# Time travel
Using the rank cluster, we can run our collection of real search terms against the new mapping with the new query structure. We can then analyse the results according to the same set of metrics as we used for the data which was collected in real time. In other words, we can look at how search _would have_ performed if we had made these changes earlier. It's a time-travelling A/B test.

In [None]:
import os
import json
from elasticsearch import Elasticsearch
import numpy as np
import pandas as pd
from tqdm.notebook import tqdm
from scipy import stats

## Getting queries
Because the queries are written and tested in typescript, we need to export a json version of them before they can be used in these python notebooks. Running `yarn getQueryJSON <query_name>` will generate a `.json` version of the query alongside the `.ts` original.

We can then import the query as follows:

In [None]:
query_name = "works-with-search-fields"

In [None]:
with open(f"data/queries/{query_name}.json", "r") as f:
    query = json.load(f)

we can now open a connection to our rank cluster and run our query against it

In [None]:
secret = lambda name: os.environ[name][1:-1]

es = Elasticsearch(
    cloud_id=secret("ES_RANK_CLOUD_ID"),
    http_auth=(secret("ES_RANK_USER"), secret("ES_RANK_PASSWORD")),
)

es.indices.exists(index=query_name)

In [None]:
def format_query(search_term):
    return {
        "query": json.loads(
            json.dumps(query).replace(
                "{{query}}", search_term.replace("'", "").replace('"', "")
            )
        )
    }

In [None]:
df = pd.read_csv("./searches.csv")

In [None]:
terms = df["search_terms"].unique()

In [None]:
n = 5000

In [None]:
result_totals = []

In [None]:
for term in tqdm(terms[:n]):
    try:
        response = es.search(index=query_name, body=format_query(term))
        result_totals.append(response["hits"]["total"]["value"])
    except:
        pass

In [None]:
pd.Series(result_totals).hist(bins=200);

In [None]:
count_2, division_2 = np.histogram(pd.Series(result_totals), bins=500)
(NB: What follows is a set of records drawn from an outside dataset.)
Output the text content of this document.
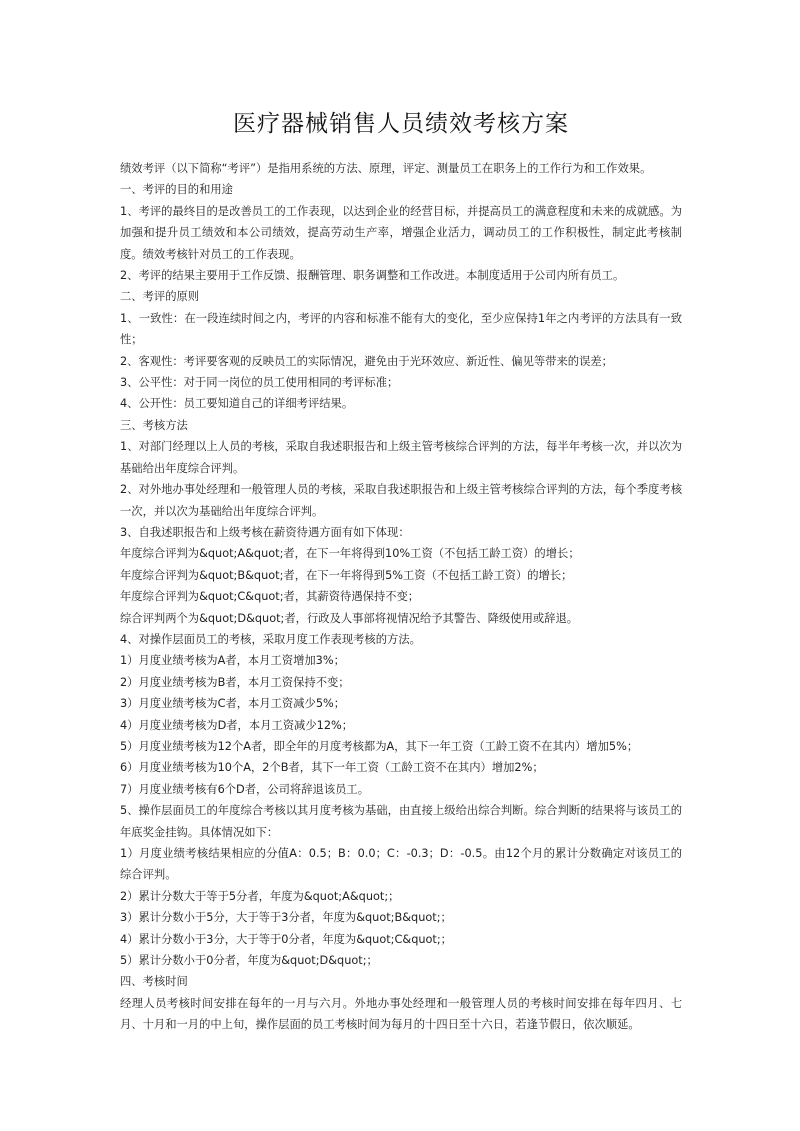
医疗器械销售人员绩效考核方案

绩效考评（以下简称“考评”）是指用系统的方法、原理，评定、测量员工在职务上的工作行为和工作效果。

一、考评的目的和用途

1、考评的最终目的是改善员工的工作表现，以达到企业的经营目标，并提高员工的满意程度和未来的成就感。为加强和提升员工绩效和本公司绩效，提高劳动生产率，增强企业活力，调动员工的工作积极性，制定此考核制度。绩效考核针对员工的工作表现。

2、考评的结果主要用于工作反馈、报酬管理、职务调整和工作改进。本制度适用于公司内所有员工。

二、考评的原则

1、一致性：在一段连续时间之内，考评的内容和标准不能有大的变化，至少应保持1年之内考评的方法具有一致性；

2、客观性：考评要客观的反映员工的实际情况，避免由于光环效应、新近性、偏见等带来的误差；

3、公平性：对于同一岗位的员工使用相同的考评标准；

4、公开性：员工要知道自己的详细考评结果。

三、考核方法

1、对部门经理以上人员的考核，采取自我述职报告和上级主管考核综合评判的方法，每半年考核一次，并以次为基础给出年度综合评判。

2、对外地办事处经理和一般管理人员的考核，采取自我述职报告和上级主管考核综合评判的方法，每个季度考核一次，并以次为基础给出年度综合评判。

3、自我述职报告和上级考核在薪资待遇方面有如下体现：

年度综合评判为&quot;A&quot;者，在下一年将得到10%工资（不包括工龄工资）的增长；

年度综合评判为&quot;B&quot;者，在下一年将得到5%工资（不包括工龄工资）的增长；

年度综合评判为&quot;C&quot;者，其薪资待遇保持不变；

综合评判两个为&quot;D&quot;者，行政及人事部将视情况给予其警告、降级使用或辞退。

4、对操作层面员工的考核，采取月度工作表现考核的方法。

1）月度业绩考核为A者，本月工资增加3%；

2）月度业绩考核为B者，本月工资保持不变；

3）月度业绩考核为C者，本月工资减少5%；

4）月度业绩考核为D者，本月工资减少12%；

5）月度业绩考核为12个A者，即全年的月度考核都为A，其下一年工资（工龄工资不在其内）增加5%；

6）月度业绩考核为10个A，2个B者，其下一年工资（工龄工资不在其内）增加2%；

7）月度业绩考核有6个D者，公司将辞退该员工。

5、操作层面员工的年度综合考核以其月度考核为基础，由直接上级给出综合判断。综合判断的结果将与该员工的年底奖金挂钩。具体情况如下：

1）月度业绩考核结果相应的分值A：0.5；B：0.0；C：-0.3；D：-0.5。由12个月的累计分数确定对该员工的综合评判。

2）累计分数大于等于5分者，年度为&quot;A&quot;；

3）累计分数小于5分，大于等于3分者，年度为&quot;B&quot;；

4）累计分数小于3分，大于等于0分者，年度为&quot;C&quot;；

5）累计分数小于0分者，年度为&quot;D&quot;；

四、考核时间

经理人员考核时间安排在每年的一月与六月。外地办事处经理和一般管理人员的考核时间安排在每年四月、七月、十月和一月的中上旬，操作层面的员工考核时间为每月的十四日至十六日，若逢节假日，依次顺延。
Elastic limits the number of `totalResults`, which leads to a spike in at 10,000 (the max value). Instead of trying to fit an exponential to that weirdly shaped data, we just crop out the last bin from the histogram and fit to the data within the reliable range.

In [None]:
count_1, division_1 = np.histogram(df["n_results"], bins=division_2)

In [None]:
simple_result_totals = []
for term in tqdm(terms[:n]):
    try:
        response = es.search(
            index=query_name,
            body={
                "query": {
                    "simple_query_string": {
                        "query": term,
                        "fields": ["*"],
                        "default_operator": "or",
                    }
                }
            },
        )
        simple_result_totals.append(response["hits"]["total"]["value"])
    except:
        pass

In [None]:
count_3, division_3 = np.histogram(pd.Series(simple_result_totals), bins=division_2)

In [None]:
data = pd.DataFrame()
data["old"] = pd.Series(dict(zip(division_1, count_1)))[:9900]
data["new"] = pd.Series(dict(zip(division_2, count_2)))[:9900]
data["oldest"] = pd.Series(dict(zip(division_3, count_3)))[:9900]

In [None]:
data

In [None]:
data.to_csv("counts.csv")

In [None]:
from sklearn.preprocessing import MaxAbsScaler

In [None]:
data[["old", "new", "oldest"]] = MaxAbsScaler().fit_transform(data)

In [None]:
data

In [None]:
old_fit = stats.expon.fit(data["old"])
new_fit = stats.expon.fit(data["new"])
oldest_fit = stats.expon.fit(data["oldest"])

old_fit, new_fit, oldest_fit

In [None]:
a = data.plot()
a.set_xlim(0, 750)